Pembaharuan yang dilakukan pada masa Pemerintahan Gus Dur adalah :
Membentuk Kabinet Kerja
Untuk mendukung tugas dalam menjalankan pemerintahan sehari-hari, Gus Dur membentuk kabinet kerja yang diberi nama Kabinet Persatuan Nasional yang anggotanya diambil dari perwakilan masing-masing partai politik yang dilantik pada tanggal 28 Oktober 1999. Di dalam Kabinet Persatuan Nasional terdapat dua departemen yang dihapuskan, yaitu Departemen Sosial dan Departemen Penerangan.
  • Bidang Ekonomi

Untuk mengatasi krisis moneter dan memperbaiki ekonomi Indonesia, maka dibentuk Dewan Ekonomi Nasional (DEN) yang bertugas untuk memecahkan perbaikan ekonomi Indonesia yang saat itu belum pulih dari krisis ekonomi yang berkepanjangan. Dewan Ekonomi nasional diketuai oleh Prof. Dr. Emil Salim, Subiyakto Tjakrawerdaya sebagai wakil, dan Dr. Sri Mulyani Indraswari sebagai sekretaris. 
Bidang Budaya dan Sosial
Untuk mengatasi masalah disintegrasi dan konflik antarumat beragama, Gus Dur memberikan kebebasan dalam kehidupan bermasyarakat dan beragama. Hak itu dibuktikan dengan munculnya beberapa keputusan presiden, yaitu :
Keputusan Presiden No. 6 tahun 2000 mengenai Pemulihan Hak Sipil Penganut Agama Konghucu. Etnis Cina yang selama Orde Baru dibatasi, maka dengan adanya Keppres No. 6 dapat memiliki kebebasan dalam menganut agama maupun menggelar budayanya secara terbuka seperti misalnya pertunjukan Barongsai.

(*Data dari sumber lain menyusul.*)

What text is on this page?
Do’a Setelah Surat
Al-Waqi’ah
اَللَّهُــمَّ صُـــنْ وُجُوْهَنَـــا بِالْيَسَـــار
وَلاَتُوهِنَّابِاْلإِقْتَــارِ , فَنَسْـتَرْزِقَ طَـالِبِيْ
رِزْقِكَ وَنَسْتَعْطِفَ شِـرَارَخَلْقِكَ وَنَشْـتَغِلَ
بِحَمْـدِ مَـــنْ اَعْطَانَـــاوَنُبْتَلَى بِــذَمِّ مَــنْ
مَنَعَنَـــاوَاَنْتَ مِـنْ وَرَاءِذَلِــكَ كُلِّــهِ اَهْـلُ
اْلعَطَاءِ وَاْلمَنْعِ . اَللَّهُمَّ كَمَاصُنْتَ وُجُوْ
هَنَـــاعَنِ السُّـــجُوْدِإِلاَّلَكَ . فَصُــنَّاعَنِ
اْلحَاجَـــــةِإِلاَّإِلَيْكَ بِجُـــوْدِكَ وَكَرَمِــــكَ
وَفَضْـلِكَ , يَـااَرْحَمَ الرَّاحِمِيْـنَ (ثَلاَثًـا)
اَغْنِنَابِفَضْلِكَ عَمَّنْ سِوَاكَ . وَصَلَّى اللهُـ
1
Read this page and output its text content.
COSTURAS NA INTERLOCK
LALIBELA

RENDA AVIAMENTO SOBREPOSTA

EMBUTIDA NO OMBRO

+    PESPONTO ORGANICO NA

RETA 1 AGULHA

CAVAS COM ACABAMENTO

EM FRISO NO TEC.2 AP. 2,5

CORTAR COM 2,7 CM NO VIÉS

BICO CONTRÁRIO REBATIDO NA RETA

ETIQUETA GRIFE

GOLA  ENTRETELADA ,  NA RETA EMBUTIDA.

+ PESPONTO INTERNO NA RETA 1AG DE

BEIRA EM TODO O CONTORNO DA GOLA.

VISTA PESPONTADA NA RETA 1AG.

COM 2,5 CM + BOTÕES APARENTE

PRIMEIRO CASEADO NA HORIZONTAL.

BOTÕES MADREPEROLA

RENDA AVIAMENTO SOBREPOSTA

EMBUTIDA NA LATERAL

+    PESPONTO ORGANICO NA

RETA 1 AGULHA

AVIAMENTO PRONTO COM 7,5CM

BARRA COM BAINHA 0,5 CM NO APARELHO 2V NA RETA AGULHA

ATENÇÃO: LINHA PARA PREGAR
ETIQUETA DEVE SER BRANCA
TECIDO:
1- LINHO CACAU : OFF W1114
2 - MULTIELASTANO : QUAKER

Menetapkan Tahun Baru Cina (IMLEK) sebagai hari besar agama, sehingga menjadi hari libur nasional. Disamping pembaharuan-pembaharuan di atas, Gus Dur juga mengeluarkan berbagai kebijakan yang dinilai Kontroversial dengan MPR dan DPR, yang dianggap berjalan sendiri, tanpa mau menaati aturan ketatanegaraan, melainkan diselesaikan sendiri berdasarkan pendapat kerabat dekatnya, bukan menurut aturan konstitusi negara.
Kebijakan-kebijakan yang menimbulkan kontroversial dari berbagai kalangan yaitu :
Pencopotan Kapolri Jenderal Polisi Roesmanhadi yang dianggap sebagai Orde Baru.
Pencopotan Kapuspen Hankam Mayjen TNI Sudradjat, yang dilatarbelakangi oleh adanya pernyataan bahwa Presiden bukan merupakan Panglima Tinggi.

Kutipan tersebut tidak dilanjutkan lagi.